The pension fund said in its 2020 annual report that its Investment Committee has decided to restructure investments in insurance-linked securities (ILS) with a total value of CHF 357.1 million (around US $388m).
It seems that a driver of this is the shuttering and running-off of the Humboldt Re reinsurance company based in Guernsey, which as we reported at the time was being closed down due to strategic decisions taken by the ultimate institutional investors behind it.
It appears the Credit Suisse pension fund was one of those institutional investors that had supported Humboldt Re.

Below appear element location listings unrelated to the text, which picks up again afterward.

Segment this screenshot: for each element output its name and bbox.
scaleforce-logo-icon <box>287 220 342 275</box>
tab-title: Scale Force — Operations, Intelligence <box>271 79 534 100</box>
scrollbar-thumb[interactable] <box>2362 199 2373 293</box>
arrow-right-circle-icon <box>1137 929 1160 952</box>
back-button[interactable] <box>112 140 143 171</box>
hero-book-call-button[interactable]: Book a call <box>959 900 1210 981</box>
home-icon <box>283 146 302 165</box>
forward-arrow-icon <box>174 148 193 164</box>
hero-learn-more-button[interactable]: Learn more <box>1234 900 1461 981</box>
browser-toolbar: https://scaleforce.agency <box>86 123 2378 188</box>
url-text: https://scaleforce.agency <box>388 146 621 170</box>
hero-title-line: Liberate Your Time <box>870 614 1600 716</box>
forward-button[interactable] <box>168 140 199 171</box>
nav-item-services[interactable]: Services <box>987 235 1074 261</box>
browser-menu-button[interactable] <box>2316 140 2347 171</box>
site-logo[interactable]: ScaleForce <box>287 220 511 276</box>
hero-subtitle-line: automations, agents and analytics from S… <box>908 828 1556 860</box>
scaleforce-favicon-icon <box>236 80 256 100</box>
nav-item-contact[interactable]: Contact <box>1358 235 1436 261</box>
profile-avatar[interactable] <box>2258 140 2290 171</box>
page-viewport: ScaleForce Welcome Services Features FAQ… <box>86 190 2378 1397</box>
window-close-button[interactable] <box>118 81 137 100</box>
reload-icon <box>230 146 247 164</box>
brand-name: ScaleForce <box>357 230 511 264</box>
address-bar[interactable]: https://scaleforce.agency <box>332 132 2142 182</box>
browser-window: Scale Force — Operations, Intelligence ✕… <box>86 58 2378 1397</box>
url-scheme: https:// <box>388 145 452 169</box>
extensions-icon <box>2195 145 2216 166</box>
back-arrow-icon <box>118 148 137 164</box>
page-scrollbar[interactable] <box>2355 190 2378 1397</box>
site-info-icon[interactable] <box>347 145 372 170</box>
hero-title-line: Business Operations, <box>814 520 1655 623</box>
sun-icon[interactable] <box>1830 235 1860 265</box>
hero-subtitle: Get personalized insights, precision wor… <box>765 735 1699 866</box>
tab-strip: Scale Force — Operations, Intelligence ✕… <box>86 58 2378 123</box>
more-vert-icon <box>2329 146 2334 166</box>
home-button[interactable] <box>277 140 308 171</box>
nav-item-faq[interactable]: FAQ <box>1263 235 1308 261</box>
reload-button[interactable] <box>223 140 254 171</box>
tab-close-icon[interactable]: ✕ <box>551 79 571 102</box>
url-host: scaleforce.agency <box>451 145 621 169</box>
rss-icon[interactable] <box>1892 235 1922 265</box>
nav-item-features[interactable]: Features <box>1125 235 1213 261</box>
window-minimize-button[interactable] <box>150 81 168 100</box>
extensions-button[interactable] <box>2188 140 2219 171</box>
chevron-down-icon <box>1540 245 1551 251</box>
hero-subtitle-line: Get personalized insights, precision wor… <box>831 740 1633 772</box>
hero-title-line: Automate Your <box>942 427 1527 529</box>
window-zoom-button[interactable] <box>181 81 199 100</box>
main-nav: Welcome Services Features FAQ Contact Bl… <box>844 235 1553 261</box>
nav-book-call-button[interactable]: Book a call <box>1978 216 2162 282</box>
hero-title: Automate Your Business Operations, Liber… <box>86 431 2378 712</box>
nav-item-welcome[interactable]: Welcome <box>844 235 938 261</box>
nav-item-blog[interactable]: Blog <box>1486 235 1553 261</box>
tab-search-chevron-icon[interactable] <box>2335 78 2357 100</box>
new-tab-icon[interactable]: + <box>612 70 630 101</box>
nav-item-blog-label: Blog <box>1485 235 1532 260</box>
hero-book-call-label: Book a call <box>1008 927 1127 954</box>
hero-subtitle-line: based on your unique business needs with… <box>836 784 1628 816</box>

Humboldt Re was backed by capital from some of the insurance-linked securities (ILS) funds managed by Credit Suisse Asset Management (CSAM).
The Credit Suisse pension fund explained that, “The existing contracts with Humboldt Re will be settled in an orderly manner by means of run-off and no new business will be generated.”
However, it also disclosed that, “As of 2021, Humboldt Re will no longer generate income from new business, although operating costs for employees, systems, and services for ongoing settlement will still be incurred. These costs are estimated at CHF 20 million to CHF 25 million.”
So while the reinsurance contracts will run-off as experience allows, there will be a slight drag on the pension fund’s allocation due to these costs and expenses.
The pension fund report also said that, “At the same time, a process to try and sell Humboldt Re en bloc is underway.”
As a going concern, Humboldt Re may make an attractive start-up platform for a new reinsurance entity, or an ILS fund management operation looking for a rated reinsurance underwriting vehicle.